He was startled by his own voice, so he said it again. “Death.”
Trebuchet, the family dog, who had been napping in the office, looked up for a moment, and then, in a way typical of black Labs in their sunset years, put his head back down and heaved a heavy sigh of exhaustion.
Death is an anagram for hated, Jared thought. He realized the quiet room was, in fact, helping him think more clearly.
“I’m going to die,” he said aloud. That’s an anagram for goodie timing, he thought. Strange.
The more he thought about it, the less afraid Jared was of dying. He had bigger fish to fry. Like most state legislators, Jared needed a second job just to survive. Unlike most state legislators, Jared was not a lawyer; he was a graphic designer. The limited income provided by his two jobs, even with Deirdre’s salary, was going to leave his family in a bad financial state. He had life insurance, but it was only a $500,000 policy, purchased on a twenty-year term just after Jackie was born. The mortgage alone would eat through that amount of money like a worm through an apple, or a tumor through a brain, he thought. He stretched every corner of his mind looking for a way to fix the problem, but the harder he thought, the more his head hurt. He didn’t know if it was the tumor or the situation that was causing him distress, but it didn’t much matter.
“I need money,” he said aloud. Die enemy no, he thought. Jared wondered where all these anagrams were coming from. Wordplay wasn’t something he’d ever had an affinity for, or at least not that he could remember. Maybe it was a result of the tumor, maybe it was making parts of his brain more clever while it was killing him.
He thought of more anagrams as he “drifted off to sleep” (edited effort flops) among a sea of “words and letters” (trestle and sword).
***
Over the next few days, Jackie noticed her father keeping mostly to himself. She tried to talk to him, but each conversation was more baffling than the one that came before.
“Hi, Daddy,” Jackie said one day.
“Huh? Oh, hi, Peanut.
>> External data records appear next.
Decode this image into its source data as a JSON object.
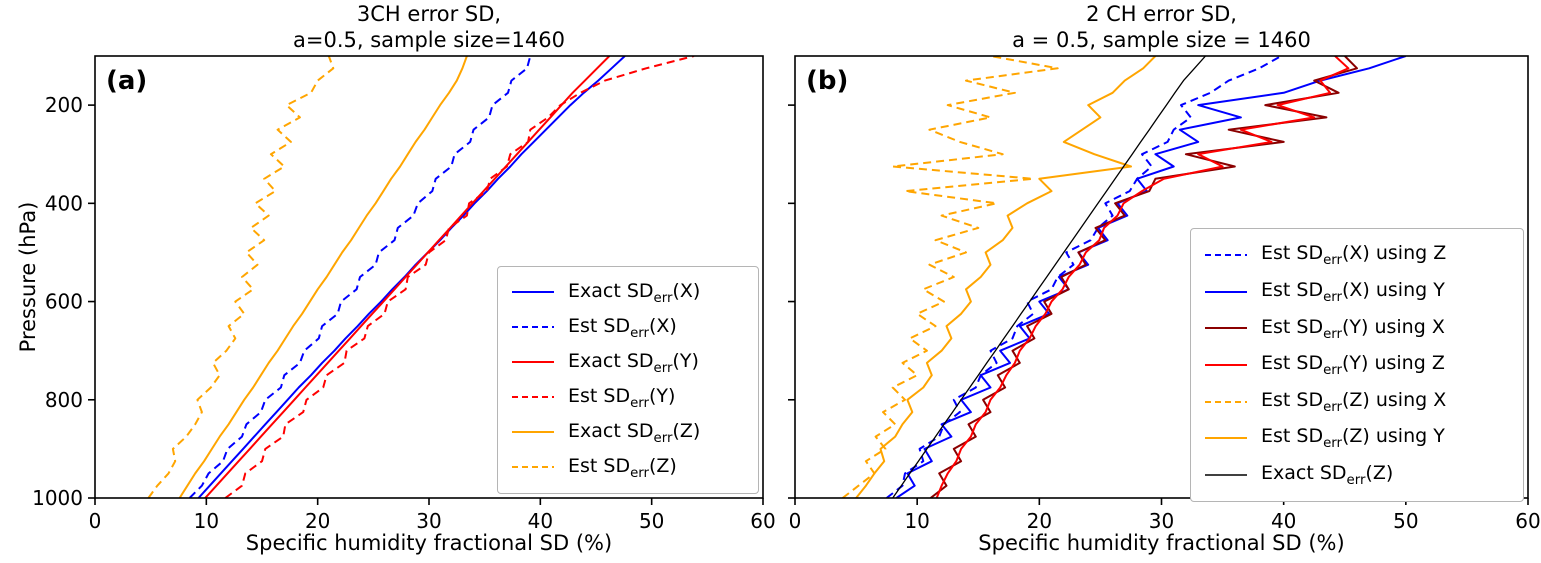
{
  "figure": {
    "background": "#ffffff",
    "text_color": "#000000"
  },
  "chart_data": [
    {
      "type": "line",
      "panel_letter": "(a)",
      "title_lines": [
        "3CH error SD,",
        "a=0.5, sample size=1460"
      ],
      "xlabel": "Specific humidity fractional SD (%)",
      "ylabel": "Pressure (hPa)",
      "xlim": [
        0,
        60
      ],
      "ylim": [
        1000,
        100
      ],
      "x_ticks": [
        0,
        10,
        20,
        30,
        40,
        50,
        60
      ],
      "y_ticks": [
        200,
        400,
        600,
        800,
        1000
      ],
      "show_y_tick_labels": true,
      "grid": false,
      "legend_location": "lower right",
      "pressure_hPa": [
        1000,
        975,
        950,
        925,
        900,
        875,
        850,
        825,
        800,
        775,
        750,
        725,
        700,
        675,
        650,
        625,
        600,
        575,
        550,
        525,
        500,
        475,
        450,
        425,
        400,
        375,
        350,
        325,
        300,
        275,
        250,
        225,
        200,
        175,
        150,
        125,
        100
      ],
      "series": [
        {
          "label_pre": "Exact SD",
          "label_sub": "err",
          "label_post": "(X)",
          "color": "#0000ff",
          "dash": false,
          "width": 2,
          "values": [
            9.3,
            10.3,
            11.3,
            12.3,
            13.3,
            14.3,
            15.3,
            16.3,
            17.3,
            18.3,
            19.4,
            20.4,
            21.5,
            22.5,
            23.6,
            24.6,
            25.7,
            26.7,
            27.8,
            28.8,
            29.9,
            31.0,
            32.0,
            33.1,
            34.1,
            35.2,
            36.2,
            37.3,
            38.3,
            39.4,
            40.5,
            41.6,
            42.7,
            43.9,
            45.2,
            46.4,
            47.6
          ]
        },
        {
          "label_pre": "Est SD",
          "label_sub": "err",
          "label_post": "(X)",
          "color": "#0000ff",
          "dash": true,
          "width": 2,
          "values": [
            8.5,
            9.6,
            10.2,
            11.5,
            11.9,
            13.2,
            13.6,
            14.9,
            15.3,
            16.7,
            17.0,
            18.4,
            18.8,
            20.1,
            20.4,
            21.8,
            22.1,
            23.5,
            23.8,
            25.2,
            25.5,
            26.9,
            27.2,
            28.6,
            29.0,
            30.3,
            30.6,
            32.0,
            32.3,
            33.7,
            34.0,
            35.4,
            35.7,
            37.1,
            37.4,
            38.8,
            39.1
          ]
        },
        {
          "label_pre": "Exact SD",
          "label_sub": "err",
          "label_post": "(Y)",
          "color": "#ff0000",
          "dash": false,
          "width": 2,
          "values": [
            9.9,
            10.9,
            11.9,
            12.9,
            13.9,
            14.9,
            15.9,
            16.9,
            17.9,
            18.9,
            19.9,
            20.9,
            21.9,
            22.9,
            23.9,
            24.9,
            25.9,
            26.9,
            27.9,
            28.9,
            29.9,
            30.9,
            31.9,
            32.9,
            33.9,
            34.9,
            35.9,
            36.9,
            37.9,
            38.9,
            39.9,
            40.9,
            41.9,
            42.9,
            44.0,
            45.1,
            46.2
          ]
        },
        {
          "label_pre": "Est SD",
          "label_sub": "err",
          "label_post": "(Y)",
          "color": "#ff0000",
          "dash": true,
          "width": 2,
          "values": [
            11.7,
            13.2,
            13.5,
            15.0,
            15.3,
            16.9,
            17.1,
            18.7,
            19.0,
            20.5,
            20.8,
            22.4,
            22.6,
            24.2,
            24.5,
            26.0,
            26.3,
            27.9,
            28.1,
            29.7,
            30.0,
            31.5,
            31.8,
            33.4,
            33.6,
            35.2,
            35.5,
            37.0,
            37.3,
            38.9,
            39.1,
            40.7,
            41.8,
            43.6,
            45.8,
            49.5,
            53.8
          ]
        },
        {
          "label_pre": "Exact SD",
          "label_sub": "err",
          "label_post": "(Z)",
          "color": "#ffa500",
          "dash": false,
          "width": 2,
          "values": [
            7.6,
            8.3,
            9.0,
            9.8,
            10.5,
            11.2,
            12.0,
            12.7,
            13.4,
            14.2,
            14.9,
            15.6,
            16.4,
            17.1,
            17.8,
            18.6,
            19.3,
            20.0,
            20.8,
            21.5,
            22.2,
            23.0,
            23.7,
            24.4,
            25.2,
            25.9,
            26.6,
            27.4,
            28.1,
            28.8,
            29.6,
            30.3,
            31.0,
            31.8,
            32.5,
            33.0,
            33.4
          ]
        },
        {
          "label_pre": "Est SD",
          "label_sub": "err",
          "label_post": "(Z)",
          "color": "#ffa500",
          "dash": true,
          "width": 2,
          "values": [
            4.8,
            5.6,
            6.6,
            7.2,
            7.0,
            8.2,
            9.0,
            9.6,
            9.2,
            10.4,
            11.2,
            10.6,
            11.8,
            12.6,
            12.0,
            13.4,
            12.6,
            14.2,
            13.2,
            14.6,
            13.6,
            15.2,
            14.0,
            15.6,
            14.4,
            16.2,
            15.2,
            17.0,
            15.8,
            17.6,
            16.4,
            18.4,
            17.2,
            19.4,
            20.0,
            21.4,
            21.0
          ]
        }
      ]
    },
    {
      "type": "line",
      "panel_letter": "(b)",
      "title_lines": [
        "2 CH error SD,",
        "a = 0.5, sample size = 1460"
      ],
      "xlabel": "Specific humidity fractional SD (%)",
      "ylabel": "",
      "xlim": [
        0,
        60
      ],
      "ylim": [
        1000,
        100
      ],
      "x_ticks": [
        0,
        10,
        20,
        30,
        40,
        50,
        60
      ],
      "y_ticks": [
        200,
        400,
        600,
        800,
        1000
      ],
      "show_y_tick_labels": false,
      "grid": false,
      "legend_location": "center right",
      "pressure_hPa": [
        1000,
        975,
        950,
        925,
        900,
        875,
        850,
        825,
        800,
        775,
        750,
        725,
        700,
        675,
        650,
        625,
        600,
        575,
        550,
        525,
        500,
        475,
        450,
        425,
        400,
        375,
        350,
        325,
        300,
        275,
        250,
        225,
        200,
        175,
        150,
        125,
        100
      ],
      "series": [
        {
          "label_pre": "Est SD",
          "label_sub": "err",
          "label_post": "(X) using Z",
          "color": "#0000ff",
          "dash": true,
          "width": 2,
          "values": [
            7.5,
            8.8,
            9.0,
            10.5,
            10.2,
            11.8,
            12.2,
            13.5,
            13.0,
            14.8,
            15.2,
            16.5,
            16.0,
            17.8,
            18.2,
            19.5,
            19.0,
            21.0,
            21.5,
            22.8,
            22.2,
            24.2,
            24.8,
            26.0,
            25.4,
            27.4,
            28.0,
            29.2,
            28.4,
            30.5,
            31.0,
            32.4,
            31.6,
            34.0,
            35.5,
            38.0,
            39.8
          ]
        },
        {
          "label_pre": "Est SD",
          "label_sub": "err",
          "label_post": "(X) using Y",
          "color": "#0000ff",
          "dash": false,
          "width": 2,
          "values": [
            8.3,
            9.8,
            9.2,
            11.2,
            10.6,
            12.8,
            12.0,
            14.4,
            13.6,
            16.0,
            15.2,
            17.6,
            16.8,
            19.2,
            18.4,
            20.8,
            20.0,
            22.4,
            21.6,
            24.0,
            23.2,
            25.6,
            24.8,
            27.2,
            26.4,
            28.8,
            28.0,
            31.0,
            29.5,
            33.0,
            31.5,
            36.5,
            33.0,
            40.0,
            43.0,
            47.0,
            50.0
          ]
        },
        {
          "label_pre": "Est SD",
          "label_sub": "err",
          "label_post": "(Y) using X",
          "color": "#8b0000",
          "dash": false,
          "width": 2,
          "values": [
            11.1,
            12.4,
            11.8,
            13.6,
            13.0,
            14.8,
            14.2,
            16.0,
            15.4,
            17.2,
            16.6,
            18.4,
            17.8,
            19.6,
            19.0,
            21.0,
            20.4,
            22.4,
            21.8,
            23.8,
            23.2,
            25.4,
            24.6,
            27.0,
            26.2,
            29.0,
            29.5,
            36.0,
            32.0,
            40.0,
            35.5,
            43.5,
            38.5,
            44.5,
            42.5,
            46.0,
            45.0
          ]
        },
        {
          "label_pre": "Est SD",
          "label_sub": "err",
          "label_post": "(Y) using Z",
          "color": "#ff0000",
          "dash": false,
          "width": 2,
          "values": [
            11.6,
            12.0,
            12.5,
            13.2,
            13.6,
            14.4,
            14.8,
            15.6,
            16.0,
            16.8,
            17.3,
            18.0,
            18.4,
            19.2,
            19.7,
            20.5,
            21.0,
            21.9,
            22.4,
            23.3,
            23.8,
            24.9,
            25.3,
            26.4,
            26.9,
            28.4,
            30.2,
            35.0,
            33.0,
            39.0,
            36.5,
            42.5,
            39.5,
            43.8,
            43.0,
            45.3,
            44.2
          ]
        },
        {
          "label_pre": "Est SD",
          "label_sub": "err",
          "label_post": "(Z) using X",
          "color": "#ffa500",
          "dash": true,
          "width": 2,
          "values": [
            3.9,
            5.2,
            6.5,
            5.8,
            7.4,
            6.6,
            8.2,
            7.2,
            9.0,
            8.0,
            10.0,
            8.8,
            10.8,
            9.4,
            11.5,
            10.0,
            12.2,
            10.5,
            13.0,
            11.0,
            14.0,
            11.5,
            15.0,
            12.0,
            16.5,
            9.0,
            19.5,
            8.0,
            17.0,
            13.5,
            11.0,
            16.0,
            12.5,
            18.0,
            14.0,
            21.5,
            16.0
          ]
        },
        {
          "label_pre": "Est SD",
          "label_sub": "err",
          "label_post": "(Z) using Y",
          "color": "#ffa500",
          "dash": false,
          "width": 2,
          "values": [
            5.0,
            5.8,
            6.5,
            7.3,
            7.0,
            8.2,
            8.8,
            9.6,
            9.2,
            10.5,
            11.2,
            10.8,
            12.0,
            12.8,
            12.4,
            13.6,
            14.4,
            14.0,
            15.2,
            16.0,
            15.6,
            17.0,
            17.8,
            17.4,
            19.0,
            21.0,
            20.0,
            27.5,
            24.5,
            22.0,
            23.5,
            25.0,
            24.0,
            26.0,
            27.0,
            28.5,
            29.5
          ]
        },
        {
          "label_pre": "Exact SD",
          "label_sub": "err",
          "label_post": "(Z)",
          "color": "#000000",
          "dash": false,
          "width": 1.3,
          "values": [
            8.0,
            8.7,
            9.4,
            10.1,
            10.8,
            11.5,
            12.2,
            12.9,
            13.6,
            14.3,
            15.0,
            15.7,
            16.4,
            17.1,
            17.8,
            18.5,
            19.2,
            19.9,
            20.6,
            21.3,
            22.0,
            22.7,
            23.4,
            24.1,
            24.8,
            25.5,
            26.2,
            26.9,
            27.6,
            28.3,
            29.0,
            29.7,
            30.4,
            31.1,
            31.8,
            32.7,
            33.6
          ]
        }
      ]
    }
  ]
}
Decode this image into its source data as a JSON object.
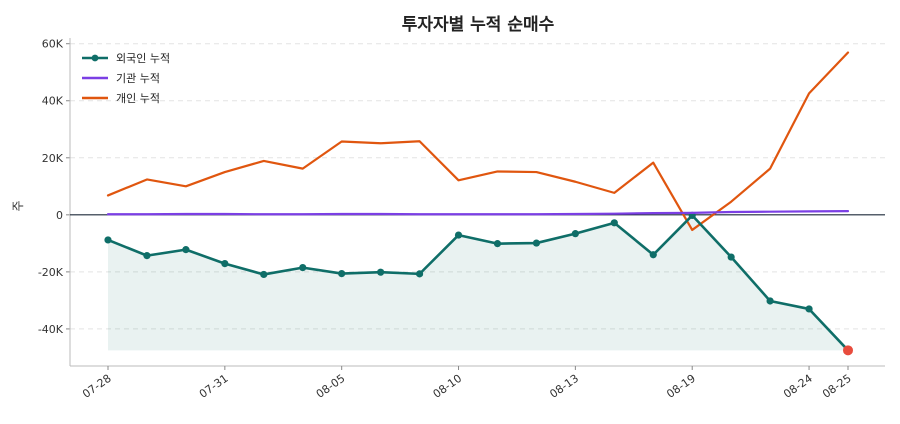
{
  "chart_data": {
    "type": "line",
    "title": "투자자별 누적 순매수",
    "xlabel": "",
    "ylabel": "주",
    "ylim": [
      -53000,
      62000
    ],
    "y_ticks": [
      -40000,
      -20000,
      0,
      20000,
      40000,
      60000
    ],
    "y_tick_labels": [
      "-40K",
      "-20K",
      "0",
      "20K",
      "40K",
      "60K"
    ],
    "grid": true,
    "legend_position": "top-left",
    "x": [
      "07-28",
      "07-29",
      "07-30",
      "07-31",
      "08-01",
      "08-04",
      "08-05",
      "08-06",
      "08-07",
      "08-10",
      "08-11",
      "08-12",
      "08-13",
      "08-14",
      "08-18",
      "08-19",
      "08-20",
      "08-21",
      "08-24",
      "08-25"
    ],
    "x_tick_labels": [
      "07-28",
      "07-31",
      "08-05",
      "08-10",
      "08-13",
      "08-19",
      "08-24",
      "08-25"
    ],
    "x_tick_indices": [
      0,
      3,
      6,
      9,
      12,
      15,
      18,
      19
    ],
    "series": [
      {
        "name": "외국인 누적",
        "color": "#0f6e68",
        "fill": true,
        "markers": true,
        "values": [
          -8800,
          -14300,
          -12200,
          -17100,
          -20900,
          -18500,
          -20600,
          -20100,
          -20700,
          -7100,
          -10100,
          -9900,
          -6600,
          -2800,
          -14000,
          -200,
          -14800,
          -30200,
          -33000,
          -47500
        ]
      },
      {
        "name": "기관 누적",
        "color": "#7b3fe4",
        "fill": false,
        "markers": false,
        "values": [
          200,
          200,
          300,
          300,
          200,
          200,
          300,
          300,
          200,
          200,
          200,
          200,
          300,
          400,
          600,
          700,
          1000,
          1100,
          1200,
          1300
        ]
      },
      {
        "name": "개인 누적",
        "color": "#e0560f",
        "fill": false,
        "markers": false,
        "values": [
          6800,
          12400,
          10000,
          15000,
          18900,
          16200,
          25700,
          25100,
          25800,
          12100,
          15200,
          15000,
          11600,
          7700,
          18300,
          -5300,
          4600,
          16200,
          42600,
          56900
        ]
      }
    ],
    "highlight_last_point_color": "#e84c3d"
  }
}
I’m good, thanks.” And he walked away.
Not only was the length of the conversation uncharacteristic and troubling to Jackie, and not only had she not actually asked how he was, but “Peanut” was her dad’s nickname for Megan.
“Dad,” she asked on another occasion, “can you help me with my math homework?”
“Sure, Jax, but maybe later, after we watch Jericho.”
That would have been normal if Jericho hadn’t been canceled years earlier.
To be sure, not all their encounters were out of the ordinary—Jared still remembered to ask about school, and even managed to give the appearance of listening to Jackie’s answers—but there were enough signs for Jackie to wonder if something wasn’t right.
She tried asking her mom, but Deirdre was distracted in a different way, in the way that suburban moms are always distracted. They have too much to deal with to worry about anything that isn’t a three-alarm fire. And while Jared’s brain tumor was most certainly a three-alarm fire, it had yet to be phoned in.
Jackie figured her dad was just stressed about work or something and put it all out of her mind, unwittingly enjoying a last few days of blissful ignorance.
***
Jared kept the news of his brain tumor to himself for four days, spending most of that time lying on his office floor, trying to think. He came out just often enough to make sure his family wouldn’t suspect anything was amiss, going right back in once he was convinced they were thrown off the scent of trouble.
Jared tried hard to think of a way out of what he saw as his financial predicament. There was college to pay for soon. And cars and spring break vacations and whatever else kids needed money for. But mostly he was just trying to think. When he was bored with lying in the dark, he would turn on his computer and click from one cancer website to the next. The grim news he read about high-grade glioblastoma multiformes made his head hurt, and he found himself linking instead to news and entertainment sites.
That was how he happened on a strange article from a few months earlier:
Divorced Man Auctions His Life Online
March 14—Worldwide News Now
When Jens Schmidt realized he needed a fresh start, he auctioned his material possessions online. From an unused tube of toothpaste to a 2002 Toyota Camry, Schmidt put his entire life up for sale to the highest bidder.
The thirty-four-year-old Dutchman, a successful attorney who likes to hang glide and ski, seemed to have it all. But then his wife of seven years, an Italian woman named Anna Mazzucchi, filed for divorce, and Schmidt decided it was time to move on.
“I just didn’t want any reminder of my life before,” he said.
Schmidt’s listing includes his house, his hot tub, his clothes, his television, his cat, and his car. He also notes: “My friends are included in the package. If you win the auction, they promise they’ll be nice to you.”